A Bus Rapid Transit (BRT) station with multiple loading zones tends to have a longer passenger-bus interface and, thus, lead to longer passenger walking times and longer bus dwell times than ordinary bus stops. As a way to reduce bus dwell times in a BRT station, this study focuses on eliminating delays in passengers’ reaction to their desired bus by designing an improved passenger information system (PIS) that can increase passengers’ certainty about the bus stopping location. This study develops an agent-based simulation model based on observations from a BRT station in Brisbane, Australia to reflect a real BRT operations and passenger flows. The input parameters for the simulation model are calibrated with actual data including smart card records, field measurements, and video recordings. After mapping passenger moving and waiting patterns, and allocation logic of bus loading areas, various what-if analyses can be performed to design better passenger information systems.

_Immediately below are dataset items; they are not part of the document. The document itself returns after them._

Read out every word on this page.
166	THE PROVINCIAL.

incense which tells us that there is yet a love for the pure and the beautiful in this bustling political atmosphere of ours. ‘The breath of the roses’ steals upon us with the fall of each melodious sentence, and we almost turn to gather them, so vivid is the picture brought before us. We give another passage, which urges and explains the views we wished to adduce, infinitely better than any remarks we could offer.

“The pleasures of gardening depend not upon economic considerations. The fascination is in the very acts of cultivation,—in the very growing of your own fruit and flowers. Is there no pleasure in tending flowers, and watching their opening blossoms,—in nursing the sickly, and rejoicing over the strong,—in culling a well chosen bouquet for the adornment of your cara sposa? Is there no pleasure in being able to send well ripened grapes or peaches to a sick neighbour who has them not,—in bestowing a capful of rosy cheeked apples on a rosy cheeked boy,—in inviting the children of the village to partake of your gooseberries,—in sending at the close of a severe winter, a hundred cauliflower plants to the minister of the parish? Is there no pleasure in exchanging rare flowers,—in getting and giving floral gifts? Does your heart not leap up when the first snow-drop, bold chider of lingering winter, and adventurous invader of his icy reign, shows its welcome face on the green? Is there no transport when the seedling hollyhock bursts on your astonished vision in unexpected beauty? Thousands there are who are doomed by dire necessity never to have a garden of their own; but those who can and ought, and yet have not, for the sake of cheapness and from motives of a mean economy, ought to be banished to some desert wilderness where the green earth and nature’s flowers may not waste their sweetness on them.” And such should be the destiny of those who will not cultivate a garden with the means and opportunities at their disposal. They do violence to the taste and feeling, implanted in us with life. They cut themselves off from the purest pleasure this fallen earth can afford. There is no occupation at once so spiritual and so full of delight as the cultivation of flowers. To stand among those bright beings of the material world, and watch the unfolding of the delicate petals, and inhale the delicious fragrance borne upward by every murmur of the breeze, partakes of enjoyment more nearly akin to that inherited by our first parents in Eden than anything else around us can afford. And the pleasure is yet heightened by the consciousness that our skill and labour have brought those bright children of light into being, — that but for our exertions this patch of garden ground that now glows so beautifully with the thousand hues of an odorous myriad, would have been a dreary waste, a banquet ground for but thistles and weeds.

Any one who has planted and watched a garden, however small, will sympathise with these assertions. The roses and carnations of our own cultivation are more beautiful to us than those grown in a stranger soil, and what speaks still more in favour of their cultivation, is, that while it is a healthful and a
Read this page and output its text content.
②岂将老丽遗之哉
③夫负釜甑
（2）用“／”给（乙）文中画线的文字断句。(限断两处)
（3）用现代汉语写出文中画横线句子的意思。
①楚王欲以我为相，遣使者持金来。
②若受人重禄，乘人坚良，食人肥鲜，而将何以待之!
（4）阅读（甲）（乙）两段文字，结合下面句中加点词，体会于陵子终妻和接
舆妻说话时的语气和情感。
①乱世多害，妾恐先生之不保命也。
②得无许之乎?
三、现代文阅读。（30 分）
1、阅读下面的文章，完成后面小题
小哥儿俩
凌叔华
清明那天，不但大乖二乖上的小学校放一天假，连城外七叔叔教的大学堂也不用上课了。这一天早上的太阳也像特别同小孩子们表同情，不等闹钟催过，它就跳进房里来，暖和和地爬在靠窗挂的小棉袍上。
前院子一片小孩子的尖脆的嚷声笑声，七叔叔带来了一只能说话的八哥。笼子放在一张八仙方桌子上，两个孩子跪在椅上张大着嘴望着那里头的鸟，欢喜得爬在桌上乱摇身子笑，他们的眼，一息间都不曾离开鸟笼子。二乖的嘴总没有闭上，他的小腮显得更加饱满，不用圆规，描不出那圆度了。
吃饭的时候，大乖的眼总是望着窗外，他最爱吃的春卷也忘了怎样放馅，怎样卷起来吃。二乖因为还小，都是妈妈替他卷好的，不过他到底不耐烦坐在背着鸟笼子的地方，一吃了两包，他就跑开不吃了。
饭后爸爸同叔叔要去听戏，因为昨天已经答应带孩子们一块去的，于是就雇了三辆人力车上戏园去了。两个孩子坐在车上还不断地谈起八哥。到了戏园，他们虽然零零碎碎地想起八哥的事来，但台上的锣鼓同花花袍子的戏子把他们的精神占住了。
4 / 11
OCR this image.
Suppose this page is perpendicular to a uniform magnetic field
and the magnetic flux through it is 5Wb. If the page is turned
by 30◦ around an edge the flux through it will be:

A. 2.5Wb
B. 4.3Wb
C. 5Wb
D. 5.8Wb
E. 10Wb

Several studies have applied simulation approaches to model traffic conditions and operational scenarios at public transit stations. Widanapathiranage et al. (2014) used microscopic simulation to analyze the relationship between station queuing and capacity. Seriani and Fernandez (2015) experimented the effect of pedestrian traffic management in the boarding and alighting time of passengers at metro stations by using simulation modelling technique. The simulation results from this study show that pedestrian traffic management measures can have significant impacts on the passenger service time, passenger density in cars and on platforms as well as passengers’ dissatisfaction in metro stations. The existing studies, however, rely mainly on field measurements and video recordings, which have a limitation in accurately identifying passenger demand for each bus route at different time-of-day periods. To overcome this limitation, this study uses smart card data to extract the detailed information on bus supply and passenger demand at a given BRT station. Using smart card transaction records collected in April 2013, the number of non-transfer/transfer passenger per route per service in 15-minute intervals during the peak hours was identified to build an origin-destination matrix for assigning boarding and alighting passengers. An example of time-dependent passenger demand used to sample boarding passengers is presented in Figure 1. Transfer passengers shown in Figure 1 are identified from alighting passengers extracted from smart card transaction records.
Figure 1. Boarding passengers at Cultural Centre Station, Brisbane, Australia, outbound in April, 2013.